Sunday, February 26, 2012

Street ‘chuggers’ in the firing line over charity fundraising tactics

Street fundraisers for charities known as ‘chuggers’, or ‘charity muggers’, are coming under fire for being pushy and "touchy feely", and trying to hug people they are trying to recruit. 

Dedicated twitter account Chuggerwatch is telling people where chuggers are working, and the tactics they are using. 

The practice, officially known as "direct recruitment", seeks to attract regular donors to support a charity’s cause. 

It is governed by a code of practice and carried out by identifiable individuals usually with clipboards, carrying ID and working in twos or threes on city streets.

Twitter users have been posting comments in recent weeks expressing frustration at being stopped by increasingly aggressive or persistent sales people.

"There was really sickening tactics going on Grafton St today. Borderline harassment," one said.

"Chuggers shouting at people, calling out what they’re wearing.

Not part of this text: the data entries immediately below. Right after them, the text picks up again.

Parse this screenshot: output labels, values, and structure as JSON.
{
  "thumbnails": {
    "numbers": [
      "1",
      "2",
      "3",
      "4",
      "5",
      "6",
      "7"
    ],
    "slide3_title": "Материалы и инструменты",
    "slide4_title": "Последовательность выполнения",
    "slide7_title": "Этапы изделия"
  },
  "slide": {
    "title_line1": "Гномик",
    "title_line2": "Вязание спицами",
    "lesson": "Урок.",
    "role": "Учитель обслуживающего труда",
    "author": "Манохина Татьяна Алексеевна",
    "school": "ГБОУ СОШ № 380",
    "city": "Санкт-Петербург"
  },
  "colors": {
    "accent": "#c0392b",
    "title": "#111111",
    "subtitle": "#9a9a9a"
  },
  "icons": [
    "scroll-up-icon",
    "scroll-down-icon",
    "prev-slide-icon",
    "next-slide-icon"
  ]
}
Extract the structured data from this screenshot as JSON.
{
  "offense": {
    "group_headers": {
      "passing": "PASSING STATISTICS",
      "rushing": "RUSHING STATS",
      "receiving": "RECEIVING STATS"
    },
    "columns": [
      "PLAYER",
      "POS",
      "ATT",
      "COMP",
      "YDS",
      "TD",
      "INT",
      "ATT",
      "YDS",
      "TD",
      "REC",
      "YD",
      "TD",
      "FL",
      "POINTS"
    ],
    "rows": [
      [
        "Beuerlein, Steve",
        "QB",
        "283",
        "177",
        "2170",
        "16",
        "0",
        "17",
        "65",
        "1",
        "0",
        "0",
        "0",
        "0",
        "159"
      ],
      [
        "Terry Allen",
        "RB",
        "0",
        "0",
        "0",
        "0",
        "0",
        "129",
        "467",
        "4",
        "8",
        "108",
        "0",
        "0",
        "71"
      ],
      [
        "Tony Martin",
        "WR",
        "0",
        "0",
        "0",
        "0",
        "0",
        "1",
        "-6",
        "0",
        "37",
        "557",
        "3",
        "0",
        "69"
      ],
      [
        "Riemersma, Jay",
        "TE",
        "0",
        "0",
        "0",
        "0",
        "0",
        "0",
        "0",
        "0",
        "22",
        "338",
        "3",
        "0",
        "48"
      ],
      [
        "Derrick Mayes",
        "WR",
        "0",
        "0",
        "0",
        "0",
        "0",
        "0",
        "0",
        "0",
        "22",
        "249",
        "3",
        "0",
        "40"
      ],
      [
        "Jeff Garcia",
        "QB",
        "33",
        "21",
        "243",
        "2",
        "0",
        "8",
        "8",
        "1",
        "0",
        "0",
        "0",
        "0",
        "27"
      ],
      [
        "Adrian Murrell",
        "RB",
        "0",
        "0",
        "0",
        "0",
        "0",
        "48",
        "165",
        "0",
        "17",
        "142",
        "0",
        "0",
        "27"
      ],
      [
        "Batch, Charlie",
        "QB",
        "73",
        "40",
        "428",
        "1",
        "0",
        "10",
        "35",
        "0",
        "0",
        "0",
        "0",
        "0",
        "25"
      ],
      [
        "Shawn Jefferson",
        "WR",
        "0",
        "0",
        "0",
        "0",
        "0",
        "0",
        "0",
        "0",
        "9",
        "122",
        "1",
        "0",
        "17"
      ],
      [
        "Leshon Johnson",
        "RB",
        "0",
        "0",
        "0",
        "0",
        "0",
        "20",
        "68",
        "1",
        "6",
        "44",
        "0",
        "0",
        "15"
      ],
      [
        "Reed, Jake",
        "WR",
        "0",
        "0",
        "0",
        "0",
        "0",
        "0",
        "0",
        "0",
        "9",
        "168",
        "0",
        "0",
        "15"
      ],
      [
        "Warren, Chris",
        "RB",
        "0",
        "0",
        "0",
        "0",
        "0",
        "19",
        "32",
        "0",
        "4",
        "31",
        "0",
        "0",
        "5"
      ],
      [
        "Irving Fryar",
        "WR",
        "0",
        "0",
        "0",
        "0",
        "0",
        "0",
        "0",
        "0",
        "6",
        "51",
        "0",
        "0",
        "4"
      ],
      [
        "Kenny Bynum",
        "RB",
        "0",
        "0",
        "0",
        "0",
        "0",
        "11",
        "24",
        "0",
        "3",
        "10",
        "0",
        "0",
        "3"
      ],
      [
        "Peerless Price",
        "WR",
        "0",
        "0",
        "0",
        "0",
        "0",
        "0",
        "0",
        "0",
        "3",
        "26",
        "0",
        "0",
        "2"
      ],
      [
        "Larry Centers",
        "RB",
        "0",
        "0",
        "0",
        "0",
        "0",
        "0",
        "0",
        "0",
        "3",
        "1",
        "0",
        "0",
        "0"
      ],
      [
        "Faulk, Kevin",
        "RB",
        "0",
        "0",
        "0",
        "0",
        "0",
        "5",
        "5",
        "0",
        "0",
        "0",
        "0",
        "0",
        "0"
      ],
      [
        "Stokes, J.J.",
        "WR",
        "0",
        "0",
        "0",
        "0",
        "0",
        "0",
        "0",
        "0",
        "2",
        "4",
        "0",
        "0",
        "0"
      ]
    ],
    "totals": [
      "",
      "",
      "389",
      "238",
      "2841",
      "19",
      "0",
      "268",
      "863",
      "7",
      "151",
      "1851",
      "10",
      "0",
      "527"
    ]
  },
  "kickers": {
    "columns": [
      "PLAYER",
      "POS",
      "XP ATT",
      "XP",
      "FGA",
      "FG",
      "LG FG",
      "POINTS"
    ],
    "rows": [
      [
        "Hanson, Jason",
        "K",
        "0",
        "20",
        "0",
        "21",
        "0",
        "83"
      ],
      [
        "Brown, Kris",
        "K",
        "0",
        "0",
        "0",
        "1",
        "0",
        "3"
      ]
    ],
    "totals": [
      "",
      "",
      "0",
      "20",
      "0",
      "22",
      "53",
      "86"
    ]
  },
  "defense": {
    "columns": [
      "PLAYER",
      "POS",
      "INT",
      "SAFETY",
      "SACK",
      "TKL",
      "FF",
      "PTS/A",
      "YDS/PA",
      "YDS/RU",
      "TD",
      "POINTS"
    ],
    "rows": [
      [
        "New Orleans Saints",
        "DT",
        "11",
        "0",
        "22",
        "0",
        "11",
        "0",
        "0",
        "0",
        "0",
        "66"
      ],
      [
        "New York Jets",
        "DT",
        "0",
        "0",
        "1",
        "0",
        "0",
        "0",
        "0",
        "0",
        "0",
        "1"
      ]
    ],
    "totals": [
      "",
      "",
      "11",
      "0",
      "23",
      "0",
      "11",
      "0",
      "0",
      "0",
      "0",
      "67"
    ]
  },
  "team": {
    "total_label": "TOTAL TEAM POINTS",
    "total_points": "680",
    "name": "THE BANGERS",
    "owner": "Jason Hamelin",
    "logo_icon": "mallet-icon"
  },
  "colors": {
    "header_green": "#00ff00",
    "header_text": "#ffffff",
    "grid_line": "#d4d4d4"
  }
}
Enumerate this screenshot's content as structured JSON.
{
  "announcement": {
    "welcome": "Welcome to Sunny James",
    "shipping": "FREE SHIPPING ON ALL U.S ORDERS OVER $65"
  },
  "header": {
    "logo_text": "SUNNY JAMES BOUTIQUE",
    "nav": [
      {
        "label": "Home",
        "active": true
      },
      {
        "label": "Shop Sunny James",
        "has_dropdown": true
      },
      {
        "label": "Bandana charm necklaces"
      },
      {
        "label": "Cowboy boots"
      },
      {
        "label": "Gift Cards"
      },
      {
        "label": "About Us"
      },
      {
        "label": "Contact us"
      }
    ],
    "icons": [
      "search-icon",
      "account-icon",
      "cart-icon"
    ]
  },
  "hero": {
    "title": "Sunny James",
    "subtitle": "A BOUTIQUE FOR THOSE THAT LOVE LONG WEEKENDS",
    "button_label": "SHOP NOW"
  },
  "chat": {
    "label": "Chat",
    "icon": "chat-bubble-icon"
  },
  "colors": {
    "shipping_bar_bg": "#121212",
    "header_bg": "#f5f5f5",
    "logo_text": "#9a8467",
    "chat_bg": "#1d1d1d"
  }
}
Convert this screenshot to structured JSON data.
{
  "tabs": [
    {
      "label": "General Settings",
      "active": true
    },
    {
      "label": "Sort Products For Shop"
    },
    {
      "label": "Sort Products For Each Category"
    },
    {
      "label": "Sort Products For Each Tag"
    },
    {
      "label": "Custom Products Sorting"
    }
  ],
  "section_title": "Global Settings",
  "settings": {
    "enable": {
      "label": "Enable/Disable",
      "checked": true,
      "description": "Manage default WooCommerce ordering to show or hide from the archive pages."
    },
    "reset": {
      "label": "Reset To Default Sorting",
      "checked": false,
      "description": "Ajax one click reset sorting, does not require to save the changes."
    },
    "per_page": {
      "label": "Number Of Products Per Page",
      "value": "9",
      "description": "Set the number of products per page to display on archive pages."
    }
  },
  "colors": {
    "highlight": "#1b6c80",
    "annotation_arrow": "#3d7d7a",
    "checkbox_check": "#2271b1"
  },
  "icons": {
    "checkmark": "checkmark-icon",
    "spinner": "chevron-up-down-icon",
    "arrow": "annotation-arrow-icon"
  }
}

Tapping guys on shoulder, asking kids for high fives," another posted.

One twitter user lamented that a chugger tried to hug him. "Are hugs a new tactic?" he asked.

Children’s charity Barnardos has been getting the brunt of the negative comments. 

Ruth Guy, director of fundraising and marketing, said the reason Barnardos uses this method of fundraising is simply because it works. 

The charity needs to raise €7m each year from private donations, and 60% of this comes from people paying through direct debits, often recruited on streets.

"We understand that some people don’t like this method of fundraising, but it is very important to us and it works."

Ms Guy said the charity gets about two phone calls a month from people complaining. 

"We always deal with complaints straight away. We take the person off the street and talk to them and if necessary they are removed from the team."

Barnardos pays a flat fee to a private firm which supplies staff who are then trained by the charity. 

Ms Guy said the workers are not earning commission from them and, as far as she was aware, they are not on performance-related bonuses with the company they work for. 

A code of practice which governs direct recruitment states: "This type of fundraising secures regular donations from people that are invaluable to charities for long-term planning of their programmes. By asking donors to commit to regular donations, via direct debit, standing order or credit card, charities can rely on ongoing support for their good work for several years."